In other words, behind every EM problem reminiscent of Argentina, there is a problem in the relationship between a country’s nominal growth rate (g) and the interest rate (r) at which it services its debt stock.
There is obviously a large academic literature on the subject, but this will not make that cut. What follows here is a set of observations from someone who has been active in, or at least watching, EM foreign exchange (primarily) and fixed income (to a lesser extent) since the 1997 Baht crisis. Something like the below has also been what I’ve been tweeting or writing about for close to 10 years, and talking about with younger colleagues at different jobs. Of course, it also builds on many conversations I’ve had in real life and online with people who have considerably more expertise than I.
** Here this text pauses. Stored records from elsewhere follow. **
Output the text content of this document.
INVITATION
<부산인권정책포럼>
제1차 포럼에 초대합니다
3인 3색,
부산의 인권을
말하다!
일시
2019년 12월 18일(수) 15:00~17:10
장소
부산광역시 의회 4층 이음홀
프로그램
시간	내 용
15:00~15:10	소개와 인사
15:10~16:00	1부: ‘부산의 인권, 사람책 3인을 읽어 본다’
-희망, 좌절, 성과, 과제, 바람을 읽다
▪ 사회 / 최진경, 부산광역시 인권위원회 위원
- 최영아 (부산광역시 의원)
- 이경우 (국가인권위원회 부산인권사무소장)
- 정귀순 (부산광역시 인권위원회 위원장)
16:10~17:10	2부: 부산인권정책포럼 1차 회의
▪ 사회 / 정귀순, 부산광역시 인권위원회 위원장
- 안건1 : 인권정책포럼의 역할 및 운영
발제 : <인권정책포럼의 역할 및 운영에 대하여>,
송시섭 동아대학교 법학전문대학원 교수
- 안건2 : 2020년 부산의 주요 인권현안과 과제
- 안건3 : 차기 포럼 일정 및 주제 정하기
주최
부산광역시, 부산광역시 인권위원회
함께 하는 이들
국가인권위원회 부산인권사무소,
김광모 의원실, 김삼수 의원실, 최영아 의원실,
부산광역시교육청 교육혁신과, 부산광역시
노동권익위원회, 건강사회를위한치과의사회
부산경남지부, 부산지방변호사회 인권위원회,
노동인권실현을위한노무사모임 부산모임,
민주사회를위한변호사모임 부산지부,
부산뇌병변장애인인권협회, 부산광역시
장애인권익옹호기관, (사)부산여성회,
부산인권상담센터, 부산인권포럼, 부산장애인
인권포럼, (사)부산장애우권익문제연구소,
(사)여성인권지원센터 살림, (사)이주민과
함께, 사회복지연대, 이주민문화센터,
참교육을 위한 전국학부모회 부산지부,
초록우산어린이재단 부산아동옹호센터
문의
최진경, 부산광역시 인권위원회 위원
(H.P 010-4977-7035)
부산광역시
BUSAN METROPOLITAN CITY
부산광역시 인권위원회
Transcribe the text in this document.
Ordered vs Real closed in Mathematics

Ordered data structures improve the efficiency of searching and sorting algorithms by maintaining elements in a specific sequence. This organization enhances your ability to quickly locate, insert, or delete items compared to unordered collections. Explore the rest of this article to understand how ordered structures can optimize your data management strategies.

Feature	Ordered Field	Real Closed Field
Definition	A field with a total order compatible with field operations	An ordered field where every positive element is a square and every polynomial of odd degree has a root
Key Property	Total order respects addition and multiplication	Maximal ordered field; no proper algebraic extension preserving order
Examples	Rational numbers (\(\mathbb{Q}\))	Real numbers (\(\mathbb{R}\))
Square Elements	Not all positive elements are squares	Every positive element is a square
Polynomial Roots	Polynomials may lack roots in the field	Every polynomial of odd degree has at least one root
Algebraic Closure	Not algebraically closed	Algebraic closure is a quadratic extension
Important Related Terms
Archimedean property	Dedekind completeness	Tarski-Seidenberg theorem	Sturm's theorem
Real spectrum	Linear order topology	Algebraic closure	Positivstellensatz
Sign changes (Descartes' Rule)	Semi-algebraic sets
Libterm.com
I will try below to set out the different kinds of balance of payments problems that EMs run into; the feedback loops among real activity, financial conditions, and investor perceptions; and some broad generalizations about “things that have worked, at least for the EM in question.” This last point will also hint at the global collective actions problems that lurk beneath the issue.
Original Sin
The most recent iteration of Argentina’s problems is yet another reminder of one of the oldest versions of the EM crisis—too much debt denominated in a foreign currency. This is “Original Sin” as Barry Eichengreen and Ricardo Haussman dubbed it, but the problem itself goes back at least a century before then (and yes, Argentina was featured then too).
Why would a government borrow in a foreign currency?